We did not find an association between the pretransplant status of a positive minimal residual disease in leukemia patients and the presentation of acute or chronic GVHD. The lack of more accurate molecular tests may lead to underreporting of minimal residual disease in patients with leukemia.

During the follow-up period, a continuous, reliable dataset was created based on the adherence to the institutional protocol carried out by professionals, which will be the basis for future research at our center. However, as a single data source, it is not possible to extrapolate these data to the general population, and more comparable studies are needed. The retrospective nature of the study may have led to information bias. Other methodologic designs could be used to evaluate the causes of mortality and relapse-free survival in this population.

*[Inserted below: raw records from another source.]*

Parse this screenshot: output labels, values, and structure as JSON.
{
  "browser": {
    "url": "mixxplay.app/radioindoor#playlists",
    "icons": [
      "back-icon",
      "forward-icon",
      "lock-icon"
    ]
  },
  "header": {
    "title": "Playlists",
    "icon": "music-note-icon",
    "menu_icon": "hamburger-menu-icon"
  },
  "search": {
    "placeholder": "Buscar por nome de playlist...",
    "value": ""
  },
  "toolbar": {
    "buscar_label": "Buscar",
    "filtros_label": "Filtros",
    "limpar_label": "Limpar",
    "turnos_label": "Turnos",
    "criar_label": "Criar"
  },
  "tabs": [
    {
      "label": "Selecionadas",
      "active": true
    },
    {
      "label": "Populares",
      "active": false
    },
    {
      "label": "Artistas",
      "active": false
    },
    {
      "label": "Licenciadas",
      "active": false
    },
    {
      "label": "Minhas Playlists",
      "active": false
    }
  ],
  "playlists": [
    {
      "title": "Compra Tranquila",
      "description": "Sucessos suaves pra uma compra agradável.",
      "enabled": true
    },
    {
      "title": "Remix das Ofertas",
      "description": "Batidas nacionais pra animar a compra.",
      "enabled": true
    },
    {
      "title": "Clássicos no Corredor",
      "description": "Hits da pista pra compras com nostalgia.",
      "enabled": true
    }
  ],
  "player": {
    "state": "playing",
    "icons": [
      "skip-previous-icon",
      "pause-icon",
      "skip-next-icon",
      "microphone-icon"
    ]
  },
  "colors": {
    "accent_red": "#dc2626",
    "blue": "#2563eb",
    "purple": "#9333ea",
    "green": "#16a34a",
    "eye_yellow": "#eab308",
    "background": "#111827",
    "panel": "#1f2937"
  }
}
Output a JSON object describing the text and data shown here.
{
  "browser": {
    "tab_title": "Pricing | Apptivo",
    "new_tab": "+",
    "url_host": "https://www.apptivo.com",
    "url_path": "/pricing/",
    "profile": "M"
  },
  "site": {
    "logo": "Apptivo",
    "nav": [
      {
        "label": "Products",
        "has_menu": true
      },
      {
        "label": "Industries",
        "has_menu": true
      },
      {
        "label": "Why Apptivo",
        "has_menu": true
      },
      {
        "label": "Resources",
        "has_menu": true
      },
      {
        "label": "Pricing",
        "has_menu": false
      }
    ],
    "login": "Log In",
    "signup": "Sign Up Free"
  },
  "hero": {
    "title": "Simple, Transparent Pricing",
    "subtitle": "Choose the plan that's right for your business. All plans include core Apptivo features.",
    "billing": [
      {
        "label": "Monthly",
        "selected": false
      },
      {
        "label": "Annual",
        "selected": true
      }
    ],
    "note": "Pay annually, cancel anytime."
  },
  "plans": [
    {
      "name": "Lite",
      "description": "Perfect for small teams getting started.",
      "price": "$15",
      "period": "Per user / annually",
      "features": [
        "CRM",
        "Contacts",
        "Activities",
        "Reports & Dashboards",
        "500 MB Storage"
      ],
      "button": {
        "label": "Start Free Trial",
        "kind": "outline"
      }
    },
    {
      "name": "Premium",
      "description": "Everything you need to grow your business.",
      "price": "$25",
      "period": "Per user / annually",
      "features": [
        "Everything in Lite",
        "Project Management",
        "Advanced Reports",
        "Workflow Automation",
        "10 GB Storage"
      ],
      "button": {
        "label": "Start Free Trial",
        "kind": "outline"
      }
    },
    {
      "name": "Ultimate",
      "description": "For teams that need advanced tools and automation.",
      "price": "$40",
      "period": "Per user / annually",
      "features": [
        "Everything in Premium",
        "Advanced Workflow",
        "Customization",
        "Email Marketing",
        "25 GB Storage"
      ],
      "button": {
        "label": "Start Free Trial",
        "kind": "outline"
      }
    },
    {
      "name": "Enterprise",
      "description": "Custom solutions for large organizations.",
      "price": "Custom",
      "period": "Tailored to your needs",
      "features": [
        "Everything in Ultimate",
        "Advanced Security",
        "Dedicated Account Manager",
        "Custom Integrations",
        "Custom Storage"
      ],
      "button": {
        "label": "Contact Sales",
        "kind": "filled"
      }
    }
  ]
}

The incidence of acute GVHD was greater in HDT recipients than in MRD (identical donor) recipients, and no differences were found for chronic GVHD between the two comparisons. Our results demonstrated that female sex and age older than 50 years were associated with developing acute GVHD, whereas relapse was associated with a reduced likelihood of acute GVHD. In contrast, haploidentical transplant type and relapse were associated with a reduced likelihood of chronic GVHD.